The UW-Madison Department of Communication Arts is not only one of the most esteemed undergraduate programs in the country for the study of communications, it also offers one of the premier graduate programs in the field. It was the first department in the United States to award a doctoral degree in communications, and its graduates serve on the faculties of leading colleges and universities, in research institutions, and in public and private agencies throughout this country and abroad. Comm Arts offers four distinct areas of graduate study: Communication Science; Film; Media & Cultural Studies; and Rhetoric, Politics & Culture. This past year (2011-12), 11 graduate students completed their PhDs in Comm Arts. They are listed here, in alphabetical order, along with brief descriptions of their specific areas of study and their postgraduate career plans:

  • Joseph Abisaid (Communication Science) recently completed his dissertation, “Framing Effects as a Discursively Invoked Cognitive Phenomenon: An Investigation into the Role of Existing Attitudes and New Media Frames.” He is currently a Visiting Assistant Professor at SUNY-Albany in the Department of Communication.
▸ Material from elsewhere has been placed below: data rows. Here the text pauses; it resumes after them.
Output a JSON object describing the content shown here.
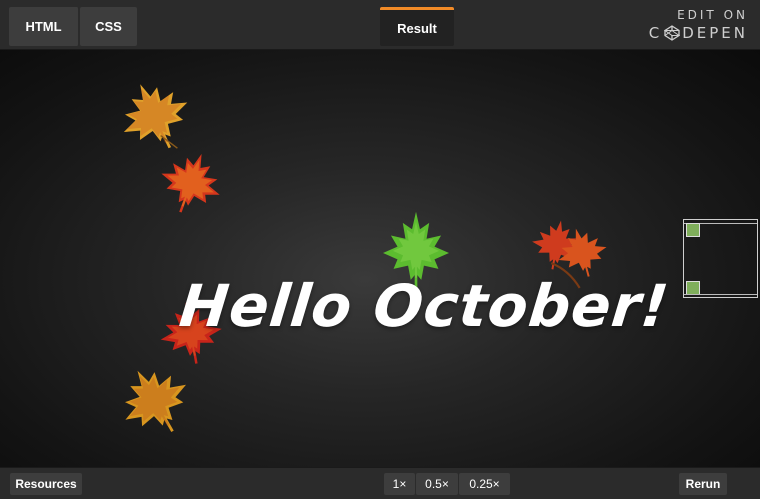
{
  "tabs": {
    "html_label": "HTML",
    "css_label": "CSS",
    "result_label": "Result"
  },
  "brand": {
    "edit_on": "EDIT ON",
    "codepen_left": "C",
    "codepen_right": "DEPEN"
  },
  "stage": {
    "headline": "Hello October!"
  },
  "bottom": {
    "resources_label": "Resources",
    "zoom_1x": "1×",
    "zoom_05x": "0.5×",
    "zoom_025x": "0.25×",
    "rerun_label": "Rerun"
  },
  "colors": {
    "accent": "#f28b27",
    "bar_bg": "#2b2b2b",
    "tab_bg": "#3d3d3d"
  }
}
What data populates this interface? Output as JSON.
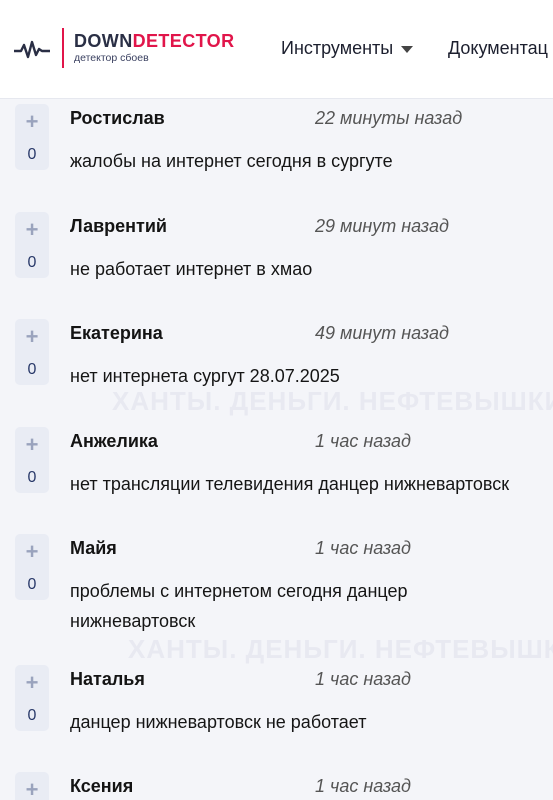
{
  "header": {
    "logo": {
      "name_part1": "DOWN",
      "name_part2": "DETECTOR",
      "tagline": "детектор сбоев"
    },
    "nav": {
      "tools_label": "Инструменты",
      "docs_label": "Документац"
    }
  },
  "comments": [
    {
      "author": "Ростислав",
      "time": "22 минуты назад",
      "text": "жалобы на интернет сегодня в сургуте",
      "votes": "0"
    },
    {
      "author": "Лаврентий",
      "time": "29 минут назад",
      "text": "не работает интернет в хмао",
      "votes": "0"
    },
    {
      "author": "Екатерина",
      "time": "49 минут назад",
      "text": "нет интернета сургут 28.07.2025",
      "votes": "0"
    },
    {
      "author": "Анжелика",
      "time": "1 час назад",
      "text": "нет трансляции телевидения данцер нижневартовск",
      "votes": "0"
    },
    {
      "author": "Майя",
      "time": "1 час назад",
      "text": "проблемы с интернетом сегодня данцер нижневартовск",
      "votes": "0"
    },
    {
      "author": "Наталья",
      "time": "1 час назад",
      "text": "данцер нижневартовск не работает",
      "votes": "0"
    },
    {
      "author": "Ксения",
      "time": "1 час назад",
      "text": "",
      "votes": ""
    }
  ],
  "watermark": {
    "text": "ХАНТЫ. ДЕНЬГИ. НЕФТЕВЫШКИ"
  },
  "colors": {
    "accent": "#e1154a",
    "logo_dark": "#2a2f45",
    "vote_box": "#e9ecf4",
    "background": "#f4f5f9"
  },
  "icons": {
    "logo": "pulse-icon",
    "nav_tools": "caret-down-icon",
    "vote": "plus-icon"
  }
}
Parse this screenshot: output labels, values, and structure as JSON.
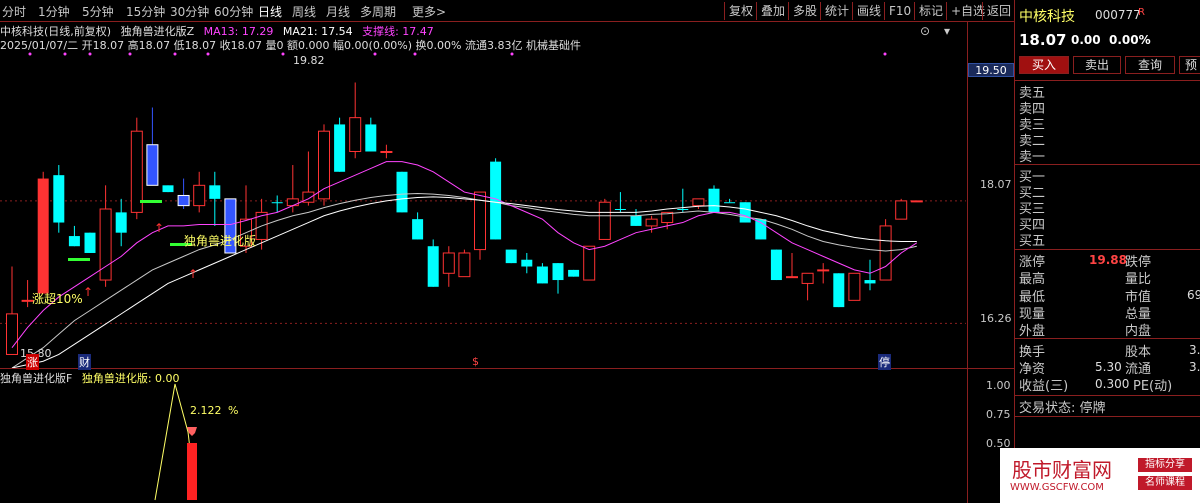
{
  "top_tabs": [
    "分时",
    "1分钟",
    "5分钟",
    "15分钟",
    "30分钟",
    "60分钟",
    "日线",
    "周线",
    "月线",
    "多周期",
    "更多>"
  ],
  "top_buttons": [
    "复权",
    "叠加",
    "多股",
    "统计",
    "画线",
    "F10",
    "标记",
    "+自选",
    "返回"
  ],
  "info_line1": {
    "title": "中核科技(日线,前复权)",
    "indicator": "独角兽进化版Z",
    "ma13": "MA13: 17.29",
    "ma21": "MA21: 17.54",
    "line": "支撑线: 17.47"
  },
  "info_line2": "2025/01/07/二 开18.07 高18.07 低18.07 收18.07 量0 额0.000 幅0.00(0.00%) 换0.00% 流通3.83亿 机械基础件",
  "price_axis": [
    "19.50",
    "18.07",
    "16.26"
  ],
  "annotations": {
    "high": "19.82",
    "low": "15.80",
    "zhangchao": "涨超10%",
    "unicorn": "独角兽进化版"
  },
  "markers": [
    "涨",
    "财",
    "$",
    "停"
  ],
  "sub_info": {
    "title": "独角兽进化版F",
    "value": "独角兽进化版: 0.00",
    "pct": "2.122",
    "pct_unit": "%"
  },
  "sub_axis": [
    "1.00",
    "0.75",
    "0.50"
  ],
  "panel": {
    "name": "中核科技",
    "code": "000777",
    "r": "R",
    "price": "18.07",
    "chg": "0.00",
    "pct": "0.00%",
    "buy": "买入",
    "sell": "卖出",
    "query": "查询",
    "pre": "预",
    "asks": [
      "卖五",
      "卖四",
      "卖三",
      "卖二",
      "卖一"
    ],
    "bids": [
      "买一",
      "买二",
      "买三",
      "买四",
      "买五"
    ],
    "limit_up_label": "涨停",
    "limit_up": "19.88",
    "limit_down_label": "跌停",
    "rows_left": [
      "最高",
      "最低",
      "现量",
      "外盘"
    ],
    "rows_right": [
      "量比",
      "市值",
      "总量",
      "内盘"
    ],
    "mktcap_partial": "69",
    "turnover_label": "换手",
    "equity_label": "股本",
    "equity_val": "3.",
    "nav_label": "净资",
    "nav": "5.30",
    "float_label": "流通",
    "float_val": "3.",
    "eps_label": "收益(三)",
    "eps": "0.300",
    "pe_label": "PE(动)",
    "status": "交易状态: 停牌"
  },
  "watermark": {
    "title": "股市财富网",
    "url": "WWW.GSCFW.COM",
    "tag1": "指标分享",
    "tag2": "名师课程"
  },
  "colors": {
    "up": "#ff3333",
    "down": "#00ffff",
    "bg": "#000000",
    "grid": "#8a1f1f",
    "ma13": "#ff44ff",
    "ma21": "#ffffff",
    "support": "#ff44ff"
  },
  "chart_data": {
    "type": "candlestick",
    "ylim": [
      15.6,
      20.3
    ],
    "candles": [
      {
        "o": 15.8,
        "h": 17.1,
        "l": 15.8,
        "c": 16.4,
        "up": true
      },
      {
        "o": 16.6,
        "h": 16.9,
        "l": 16.5,
        "c": 16.6,
        "up": true
      },
      {
        "o": 16.7,
        "h": 18.5,
        "l": 16.7,
        "c": 18.4,
        "up": true,
        "solid": true
      },
      {
        "o": 18.45,
        "h": 18.6,
        "l": 17.6,
        "c": 17.75,
        "up": false
      },
      {
        "o": 17.55,
        "h": 17.7,
        "l": 17.4,
        "c": 17.4,
        "up": false
      },
      {
        "o": 17.3,
        "h": 17.6,
        "l": 17.3,
        "c": 17.6,
        "up": false
      },
      {
        "o": 16.9,
        "h": 18.3,
        "l": 16.8,
        "c": 17.95,
        "up": true
      },
      {
        "o": 17.9,
        "h": 18.1,
        "l": 17.4,
        "c": 17.6,
        "up": false
      },
      {
        "o": 17.9,
        "h": 19.3,
        "l": 17.8,
        "c": 19.1,
        "up": true
      },
      {
        "o": 18.9,
        "h": 19.45,
        "l": 18.3,
        "c": 18.3,
        "up": false,
        "blue": true
      },
      {
        "o": 18.3,
        "h": 18.3,
        "l": 18.2,
        "c": 18.2,
        "up": false
      },
      {
        "o": 18.15,
        "h": 18.4,
        "l": 17.95,
        "c": 18.0,
        "up": false,
        "blue": true
      },
      {
        "o": 18.0,
        "h": 18.5,
        "l": 17.9,
        "c": 18.3,
        "up": true
      },
      {
        "o": 18.3,
        "h": 18.5,
        "l": 17.7,
        "c": 18.1,
        "up": false
      },
      {
        "o": 18.1,
        "h": 18.1,
        "l": 17.3,
        "c": 17.3,
        "up": false,
        "blue": true
      },
      {
        "o": 17.4,
        "h": 18.3,
        "l": 17.3,
        "c": 17.8,
        "up": true
      },
      {
        "o": 17.5,
        "h": 18.1,
        "l": 17.35,
        "c": 17.9,
        "up": true
      },
      {
        "o": 18.05,
        "h": 18.15,
        "l": 17.9,
        "c": 18.05,
        "up": false
      },
      {
        "o": 18.0,
        "h": 18.6,
        "l": 17.9,
        "c": 18.1,
        "up": true
      },
      {
        "o": 18.2,
        "h": 18.8,
        "l": 18.0,
        "c": 18.05,
        "up": true
      },
      {
        "o": 18.1,
        "h": 19.2,
        "l": 18.0,
        "c": 19.1,
        "up": true
      },
      {
        "o": 19.2,
        "h": 19.3,
        "l": 18.5,
        "c": 18.5,
        "up": false
      },
      {
        "o": 18.8,
        "h": 19.82,
        "l": 18.7,
        "c": 19.3,
        "up": true
      },
      {
        "o": 19.2,
        "h": 19.3,
        "l": 18.8,
        "c": 18.8,
        "up": false
      },
      {
        "o": 18.8,
        "h": 18.9,
        "l": 18.7,
        "c": 18.8,
        "up": true
      },
      {
        "o": 18.5,
        "h": 18.5,
        "l": 17.9,
        "c": 17.9,
        "up": false
      },
      {
        "o": 17.8,
        "h": 17.9,
        "l": 17.5,
        "c": 17.5,
        "up": false
      },
      {
        "o": 17.4,
        "h": 17.5,
        "l": 16.8,
        "c": 16.8,
        "up": false
      },
      {
        "o": 17.0,
        "h": 17.4,
        "l": 16.8,
        "c": 17.3,
        "up": true
      },
      {
        "o": 17.3,
        "h": 17.35,
        "l": 16.95,
        "c": 16.95,
        "up": true
      },
      {
        "o": 17.35,
        "h": 18.2,
        "l": 17.2,
        "c": 18.2,
        "up": true
      },
      {
        "o": 18.65,
        "h": 18.7,
        "l": 17.5,
        "c": 17.5,
        "up": false
      },
      {
        "o": 17.35,
        "h": 17.35,
        "l": 17.15,
        "c": 17.15,
        "up": false
      },
      {
        "o": 17.2,
        "h": 17.3,
        "l": 17.0,
        "c": 17.1,
        "up": false
      },
      {
        "o": 17.1,
        "h": 17.15,
        "l": 16.85,
        "c": 16.85,
        "up": false
      },
      {
        "o": 17.15,
        "h": 17.15,
        "l": 16.7,
        "c": 16.9,
        "up": false
      },
      {
        "o": 17.05,
        "h": 17.05,
        "l": 16.95,
        "c": 16.95,
        "up": false
      },
      {
        "o": 16.9,
        "h": 17.4,
        "l": 16.9,
        "c": 17.4,
        "up": true
      },
      {
        "o": 17.5,
        "h": 18.1,
        "l": 17.5,
        "c": 18.05,
        "up": true
      },
      {
        "o": 17.95,
        "h": 18.2,
        "l": 17.9,
        "c": 17.95,
        "up": false
      },
      {
        "o": 17.85,
        "h": 17.95,
        "l": 17.7,
        "c": 17.7,
        "up": false
      },
      {
        "o": 17.7,
        "h": 17.85,
        "l": 17.6,
        "c": 17.8,
        "up": true
      },
      {
        "o": 17.75,
        "h": 17.9,
        "l": 17.65,
        "c": 17.9,
        "up": true
      },
      {
        "o": 17.95,
        "h": 18.25,
        "l": 17.9,
        "c": 17.95,
        "up": false
      },
      {
        "o": 18.1,
        "h": 18.1,
        "l": 17.95,
        "c": 18.0,
        "up": true
      },
      {
        "o": 18.25,
        "h": 18.3,
        "l": 17.9,
        "c": 17.9,
        "up": false
      },
      {
        "o": 18.05,
        "h": 18.1,
        "l": 18.05,
        "c": 18.05,
        "up": false
      },
      {
        "o": 18.05,
        "h": 18.05,
        "l": 17.75,
        "c": 17.75,
        "up": false
      },
      {
        "o": 17.8,
        "h": 17.8,
        "l": 17.5,
        "c": 17.5,
        "up": false
      },
      {
        "o": 17.35,
        "h": 17.35,
        "l": 16.9,
        "c": 16.9,
        "up": false
      },
      {
        "o": 16.95,
        "h": 17.3,
        "l": 16.95,
        "c": 16.95,
        "up": true
      },
      {
        "o": 16.85,
        "h": 17.0,
        "l": 16.6,
        "c": 17.0,
        "up": true
      },
      {
        "o": 17.05,
        "h": 17.15,
        "l": 16.85,
        "c": 17.05,
        "up": true
      },
      {
        "o": 17.0,
        "h": 17.0,
        "l": 16.5,
        "c": 16.5,
        "up": false
      },
      {
        "o": 16.6,
        "h": 17.0,
        "l": 16.6,
        "c": 17.0,
        "up": true
      },
      {
        "o": 16.85,
        "h": 17.2,
        "l": 16.75,
        "c": 16.9,
        "up": false
      },
      {
        "o": 16.9,
        "h": 17.8,
        "l": 16.9,
        "c": 17.7,
        "up": true
      },
      {
        "o": 17.8,
        "h": 18.1,
        "l": 17.8,
        "c": 18.07,
        "up": true
      },
      {
        "o": 18.07,
        "h": 18.07,
        "l": 18.07,
        "c": 18.07,
        "up": true
      }
    ],
    "ma13": [
      15.9,
      16.2,
      16.45,
      16.65,
      16.8,
      16.95,
      17.1,
      17.25,
      17.45,
      17.6,
      17.7,
      17.7,
      17.72,
      17.72,
      17.72,
      17.78,
      17.85,
      17.9,
      18.0,
      18.1,
      18.25,
      18.35,
      18.45,
      18.55,
      18.65,
      18.65,
      18.6,
      18.5,
      18.35,
      18.2,
      18.15,
      18.1,
      18.0,
      17.9,
      17.8,
      17.6,
      17.45,
      17.35,
      17.4,
      17.5,
      17.6,
      17.65,
      17.7,
      17.75,
      17.85,
      17.9,
      17.9,
      17.85,
      17.75,
      17.6,
      17.45,
      17.35,
      17.25,
      17.15,
      17.05,
      17.0,
      17.1,
      17.3,
      17.45
    ],
    "ma21": [
      15.6,
      15.75,
      15.9,
      16.1,
      16.3,
      16.45,
      16.6,
      16.75,
      16.9,
      17.05,
      17.15,
      17.25,
      17.35,
      17.42,
      17.5,
      17.6,
      17.7,
      17.78,
      17.85,
      17.9,
      17.97,
      18.03,
      18.08,
      18.12,
      18.15,
      18.17,
      18.18,
      18.17,
      18.15,
      18.12,
      18.08,
      18.05,
      18.0,
      17.97,
      17.93,
      17.9,
      17.87,
      17.85,
      17.85,
      17.85,
      17.85,
      17.87,
      17.88,
      17.9,
      17.92,
      17.9,
      17.87,
      17.83,
      17.8,
      17.73,
      17.65,
      17.55,
      17.47,
      17.42,
      17.38,
      17.35,
      17.33,
      17.35,
      17.4
    ],
    "support": [
      15.6,
      15.65,
      15.7,
      15.8,
      15.95,
      16.1,
      16.25,
      16.4,
      16.55,
      16.7,
      16.85,
      16.95,
      17.05,
      17.15,
      17.25,
      17.35,
      17.45,
      17.55,
      17.65,
      17.75,
      17.85,
      17.92,
      17.98,
      18.03,
      18.07,
      18.1,
      18.12,
      18.13,
      18.12,
      18.1,
      18.08,
      18.05,
      18.03,
      18.0,
      17.97,
      17.94,
      17.92,
      17.9,
      17.9,
      17.9,
      17.9,
      17.92,
      17.95,
      17.97,
      17.99,
      18.0,
      17.98,
      17.95,
      17.9,
      17.85,
      17.78,
      17.7,
      17.63,
      17.58,
      17.53,
      17.5,
      17.48,
      17.47,
      17.47
    ]
  }
}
  • Emily Acosta Lewis (Communication Science) researches the developmental changes in media effects, with a special focus on children, adolescents, and emerging adults, and the role of media in shaping young viewers’ perceptions of social reality. Her dissertation is entitled “The Effects of Privileged Television Shows on Emerging Adults’ Materialism and Future Life Expectations.” She is now an Assistant Professor of Communication at Western New England University in Springfield, MA, as well as a faculty member for the Semester at Sea Spring 2013 voyage .
  • Amy Barber (Media & Cultural Studies) recently completed her dissertation, “Woods of Their Own: Feminism, Community, Music and Politics at the Michigan Womyn’s Music Festival.” She is now Lecturer and Assistant Director of the Women’s Studies Program at East Tennessee State University.
  • Erin Copple Smith (Media & Cultural Studies) studies the media industries, specifically conglomerates and the intersection of ownership and content, as well as various advertising and promotional strategies. Her dissertation is entitled “Cross-Promotion at Cross Purposes: Media Conglomerates and the Logics of Synergy.” She is now an Assistant Professor of Media Studies at Austin College in Sherman, TX.
  • Elizabeth Ellcessor (Media & Cultural Studies) researches the ways in which the structures and policies of internet media shape social practices, with a particular focus on embodiment, identity, and disability. Her dissertation is entitled “Access Ability: Policies, Practices, and Representations of Disability Online.” She is now an Assistant Professor of Communication and Culture at Indiana University Bloomington.
  • Germaine Halegoua (Media & Cultural Studies) examines the relationship between new media technologies, practices, and the urban environment. Her dissertation is entitled “New Mediated Spaces and the Urban Environment.” She is entering her second year as an Assistant Professor of Film & Media Studies at The University of Kansas.
  • Sreya Mitra (Media & Cultural Studies) investigates issues of stardom, national identity, gender, and sexuality in contemporary popular Hindi cinema (a.k.a. Bollywood). She recently finished her dissertation on “The Material Star: Consuming the Bollywood Star in Contemporary India.”
  • Nick Marx (Media & Cultural Studies) researches sketch comedy and television’s multichannel era. His dissertation is entitled “From Bits to Bytes: Sketch Comedy in the Multi-Channel and Digital Convergence Eras.” He is currently a Visiting Assistant Professor of Critical Media & Cultural Studies at Rollins College in Winter Park, FL.
  • Matt Sienkiewicz (Media & Cultural Studies) researches the West’s investment in Middle Eastern broadcasting initiatives, as well as portrayals of race and religion in American film and television. His dissertation is entitled “From All Directions: Globalization and the Struggle for Independent Palestinian Media.” He is now an Assistant Professor of Communication and International Studies at Boston College.
  • Ryan Solomon (Rhetoric, Politics & Culture) studies the relationship between particular cultural beliefs about AIDS and the broader AIDS controversy in South Africa, as well as the ethical implications of argument. His dissertation is entitled “Cultural Dilemmas: Public Culture and the controversy HIV in South Africa.” He is now an Assistant Professor in the Department of Writing and Rhetoric at Colgate University.

Congratulations and best of luck to them all!